Matthew Hussey suggests slowing down in these moments and instead focus on the kinder, softer approach to solve the problem.


2 thoughts on “5 Red Flag Behaviours in Tension and Conflict

  1. Kind soft and problem solving only work with people who are people. The man you married and want to be divorced from is a
    Monster. There’s nothing to work with.

  2. I do not understand him. He left. Is still with the “other woman”. Why does he not want to be done with me, be done with us. I keep doing everything that I can possibly do to get this done and I cannot break free.

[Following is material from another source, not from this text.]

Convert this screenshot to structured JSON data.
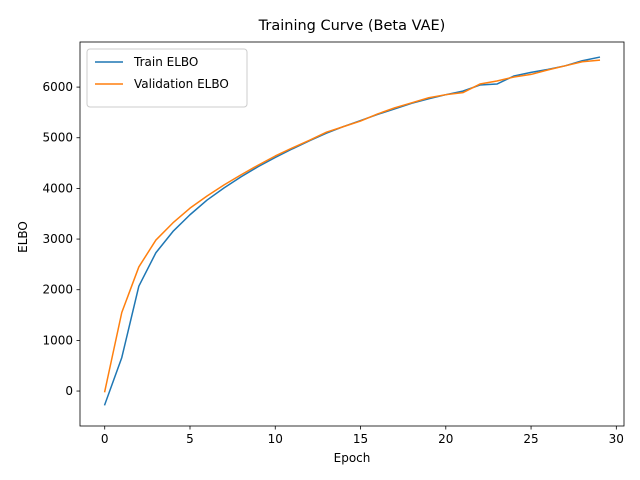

    I tend to respond to emails before I go to bed and sometimes it is late. I responded in point to his RESP email only because it is an issue before the court. He emailed back: “Looks like another long night of drunk emailing your ex (my name) Trump.”. I don’t know if that is his fantasy, the story he creates in his mind to think that even if I was drunk I would be thinking of him and wanting to reach out to him, or simply this need to just harass me and be mean. There is no emotion in me towards him or maybe it is just my character but I would never call him names or waste my time communicating with him if I didn’t have to. He is just an annoying gnat that I can’t swat away.